I recall that during my breaks, I would sit by the river and watch wildlife. I was not interrupted by thousands of tourists walking on the banks, or floating by.

We have traded the mill pollution of bark chips and soot for hundreds of pounds of garbage that are removed from the river each year. We have traded a quiet mill town for one that is “vibrant” with more than 15,000 visitors a day and terrible permanent traffic congestion. Most of the natural areas I enjoyed in my youth are paved.

I know the closed mills had to be replaced with a new economy. I never dreamed our leaders would exploit the natural beauty of the area by advocating relentless development and, in the process, destroy so much of what was good about Bend and making it unaffordable for many.

— Kyle Miller, Bend

Where does the score come from?

After reading all the articles in The Bulletin about Bend’s home energy score, nothing has been said about how assessors arrive at this score.

Do they climb in the homeowner’s attic to see if the insulation is in place and the right amount? How about the crawl space? Do they crawl around under the house looking for voids in the insulation?

Do they have scanners to check outside walls for full insulation? Do they close up the house for a pressure test?

Instead of having separate assessors, wouldn’t it be better for home inspectors (which most new homebuyers hire) be trained also as home energy assessors and let the homebuyer pay for this, if they really need the score?

— Robert Mortensen, Bend

The runway that was

I really enjoyed the recent article by Jeremy Dickman on the history of the making/failure of the abandoned reservoir near Tumalo.

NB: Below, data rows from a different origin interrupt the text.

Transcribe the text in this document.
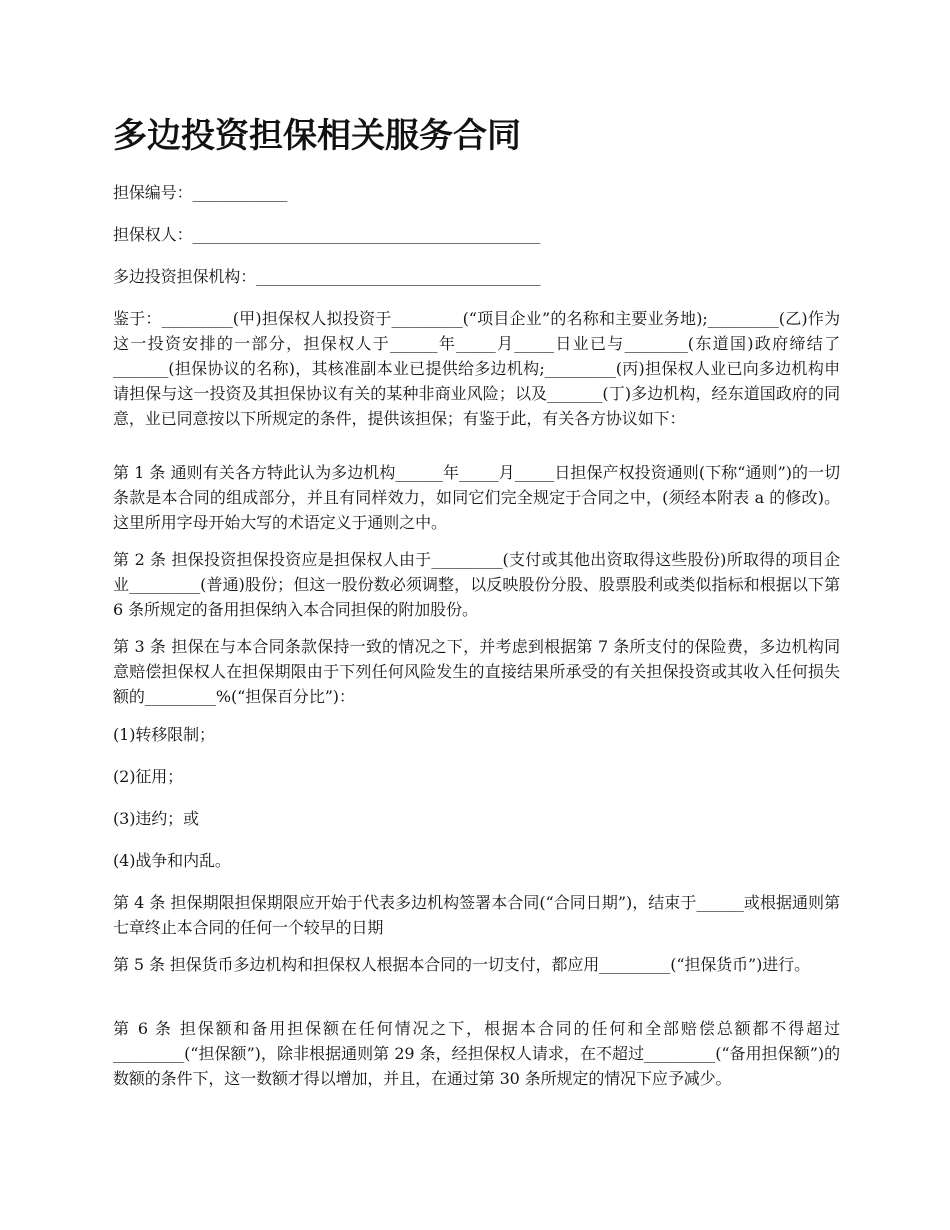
多边投资担保相关服务合同

担保编号：____________

担保权人：____________________________________________

多边投资担保机构：____________________________________

鉴于：_________(甲)担保权人拟投资于_________(“项目企业”的名称和主要业务地);_________(乙)作为这一投资安排的一部分，担保权人于______年_____月_____日业已与________(东道国)政府缔结了_______(担保协议的名称)，其核准副本业已提供给多边机构;_________(丙)担保权人业已向多边机构申请担保与这一投资及其担保协议有关的某种非商业风险；以及_______(丁)多边机构，经东道国政府的同意，业已同意按以下所规定的条件，提供该担保；有鉴于此，有关各方协议如下：

第 1 条 通则有关各方特此认为多边机构______年_____月_____日担保产权投资通则(下称“通则”)的一切条款是本合同的组成部分，并且有同样效力，如同它们完全规定于合同之中，(须经本附表 a 的修改)。这里所用字母开始大写的术语定义于通则之中。

第 2 条 担保投资担保投资应是担保权人由于_________(支付或其他出资取得这些股份)所取得的项目企业_________(普通)股份；但这一股份数必须调整，以反映股份分股、股票股利或类似指标和根据以下第 6 条所规定的备用担保纳入本合同担保的附加股份。

第 3 条 担保在与本合同条款保持一致的情况之下，并考虑到根据第 7 条所支付的保险费，多边机构同意赔偿担保权人在担保期限由于下列任何风险发生的直接结果所承受的有关担保投资或其收入任何损失额的_________%(“担保百分比”)：

(1)转移限制；

(2)征用；

(3)违约；或

(4)战争和内乱。

第 4 条 担保期限担保期限应开始于代表多边机构签署本合同(“合同日期”)，结束于______或根据通则第七章终止本合同的任何一个较早的日期

第 5 条 担保货币多边机构和担保权人根据本合同的一切支付，都应用_________(“担保货币”)进行。

第 6 条 担保额和备用担保额在任何情况之下，根据本合同的任何和全部赔偿总额都不得超过_________(“担保额”)，除非根据通则第 29 条，经担保权人请求，在不超过_________(“备用担保额”)的数额的条件下，这一数额才得以增加，并且，在通过第 30 条所规定的情况下应予减少。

There is another small piece of history he might have included in his article. The then dry open, flat, expanse that existed behind the defunct dam provided a pretty good runway surface for airplanes. I remember in the late 1940s or early ‘50’s watching my father and others loading airplanes with insecticide on the “lake bed” behind the dam. This allowed “crop dusters” to serve the local farms from a closer distance, thus timelier and, I expect, at a lower cost. Exploring the “gatehouse” also provided a diversion from farm chores for local “youngins.”